The Estonia sank in the night from September 27 to 28, 1994, around 100 kilometres southwest of the Finnish coast as it was sailing the Baltic sea from Tallinn to Stockholm. Just 137 people survived.
“Eleven years on, it is still a very touchy subject,” exhibition curator Emma Having told AFP.
A chronology at the entrance immediately signals to the visitor the eerie speed with which the vessel disappeared. At 11:30 pm, it started to capsize. The orchestra went silent, dancers lost their balance and fell. At 0:50 am, the Estonia was gone, swallowed up by the waves.
The exhibition, which is to run until the autumn of 2006, takes the visitor back to what happened that fateful night, using objects that were fished out of the sea and recordings of radio contacts, and gives a rundown of how sea
rescue techniques have evolved since the accident.
One of those exhibits is a small grey alarm clock, its hands stuck at a few minutes after midnight.
“It was on my bedside table,” said Mikael Öun, a Swedish survivor who is now 45 and who was woken up by the ferry’s abrupt movements. “It stopped when it fell on the floor,” he told AFP.
Öun put it in its pocket and went outside onto deck, where he was swept away by a wave, before managing to climb onto a life raft.
He held on to his alarm clock throughout the rescue, and then donated it to the Maritime museum “as additional proof” for the time of the tragedy.
Öun said he was very pleased with the exhibition, saying it was “important that people know what happened”.

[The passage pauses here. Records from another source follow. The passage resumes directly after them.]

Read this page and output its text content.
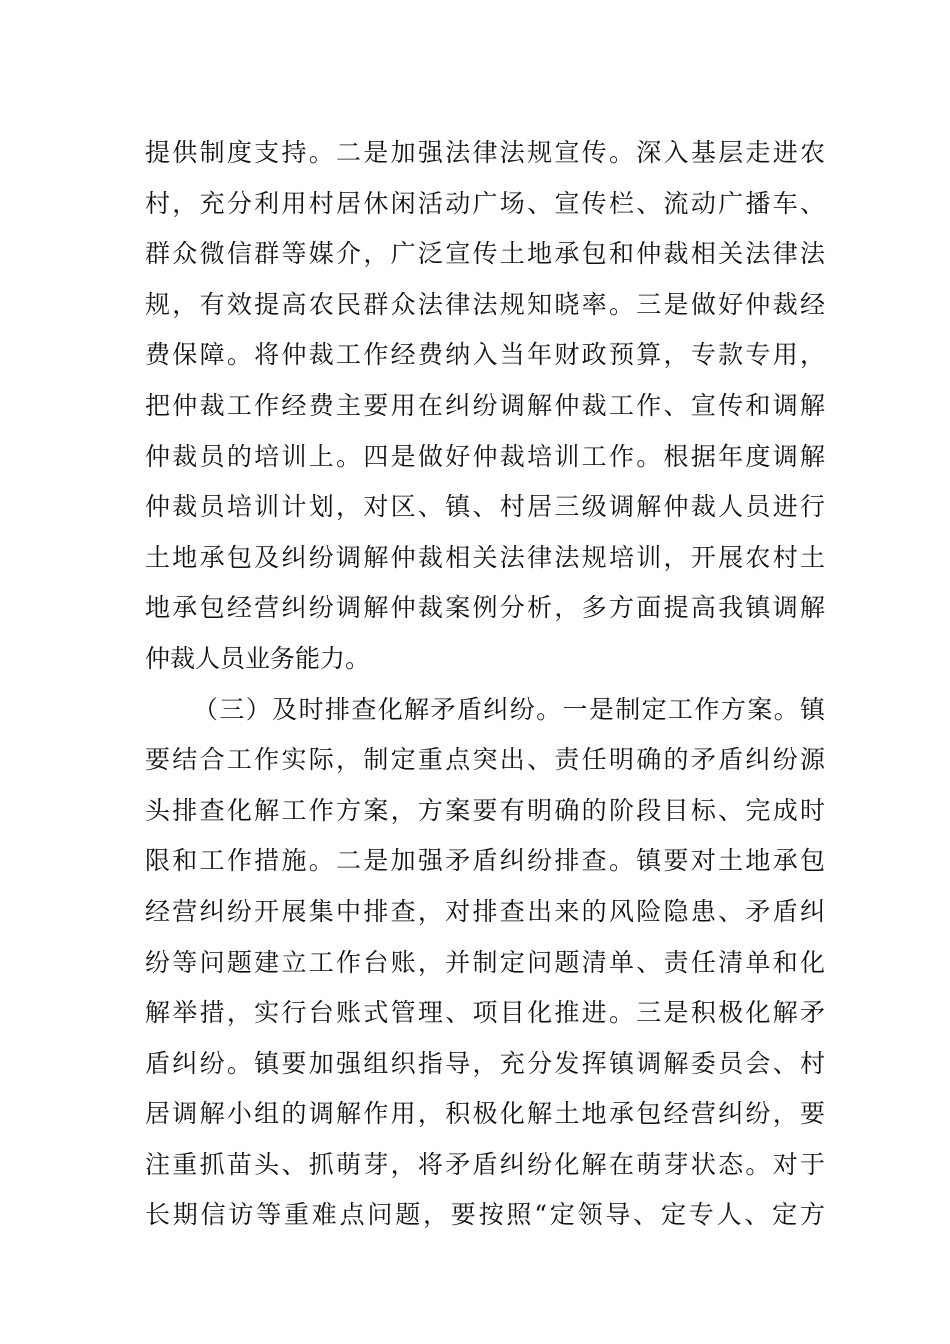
提供制度支持。二是加强法律法规宣传。深入基层走进农
村，充分利用村居休闲活动广场、宣传栏、流动广播车、
群众微信群等媒介，广泛宣传土地承包和仲裁相关法律法
规，有效提高农民群众法律法规知晓率。三是做好仲裁经
费保障。将仲裁工作经费纳入当年财政预算，专款专用，
把仲裁工作经费主要用在纠纷调解仲裁工作、宣传和调解
仲裁员的培训上。四是做好仲裁培训工作。根据年度调解
仲裁员培训计划，对区、镇、村居三级调解仲裁人员进行
土地承包及纠纷调解仲裁相关法律法规培训，开展农村土
地承包经营纠纷调解仲裁案例分析，多方面提高我镇调解
仲裁人员业务能力。
（三）及时排查化解矛盾纠纷。一是制定工作方案。镇
要结合工作实际，制定重点突出、责任明确的矛盾纠纷源
头排查化解工作方案，方案要有明确的阶段目标、完成时
限和工作措施。二是加强矛盾纠纷排查。镇要对土地承包
经营纠纷开展集中排查，对排查出来的风险隐患、矛盾纠
纷等问题建立工作台账，并制定问题清单、责任清单和化
解举措，实行台账式管理、项目化推进。三是积极化解矛
盾纠纷。镇要加强组织指导，充分发挥镇调解委员会、村
居调解小组的调解作用，积极化解土地承包经营纠纷，要
注重抓苗头、抓萌芽，将矛盾纠纷化解在萌芽状态。对于
长期信访等重难点问题，要按照“定领导、定专人、定方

But what exactly happened is not yet entirely clear, and the Stockholm exhibition tries to convey that the last word has not been spoken about the sinking, said Emma Having.
In 1997, a joint Swedish, Finnish and Estonian enquiry committee concluded that the catastrophe was due to a forward ramp not having been properly secured, resulting in the car deck being flooded by the strong waves.
But following criticism of the report’s shortcomings by survivors, families of victims and experts, the Swedish government in March of this year decided to commission a new probe of the disaster.
“I followed the report, but I also tell visitors that some parts of it have been severely criticized and others are missing,” she told AFP.
Lasse Johnsen, a member of Estonia action group SEA who lost his daughter in the tragedy, said he regretted that the exhibition failed to give other versions of the tragedy except the official one.
“Experts have said that the report is worthless,” he said.
The Estonian government recently set up a commission to investigate reports that radar and listening equipment left behind in the Baltic states by departing Soviet forces had been seized by Swedish intelligence and secretly taken to Sweden aboard the Estonia in the weeks preceding the calamity.
The Swedish armed forces confirmed that the Estonia had been used to transport military equipment on September 14 and 20, 1994, but denied that any equipment could have been on board when the ship sank.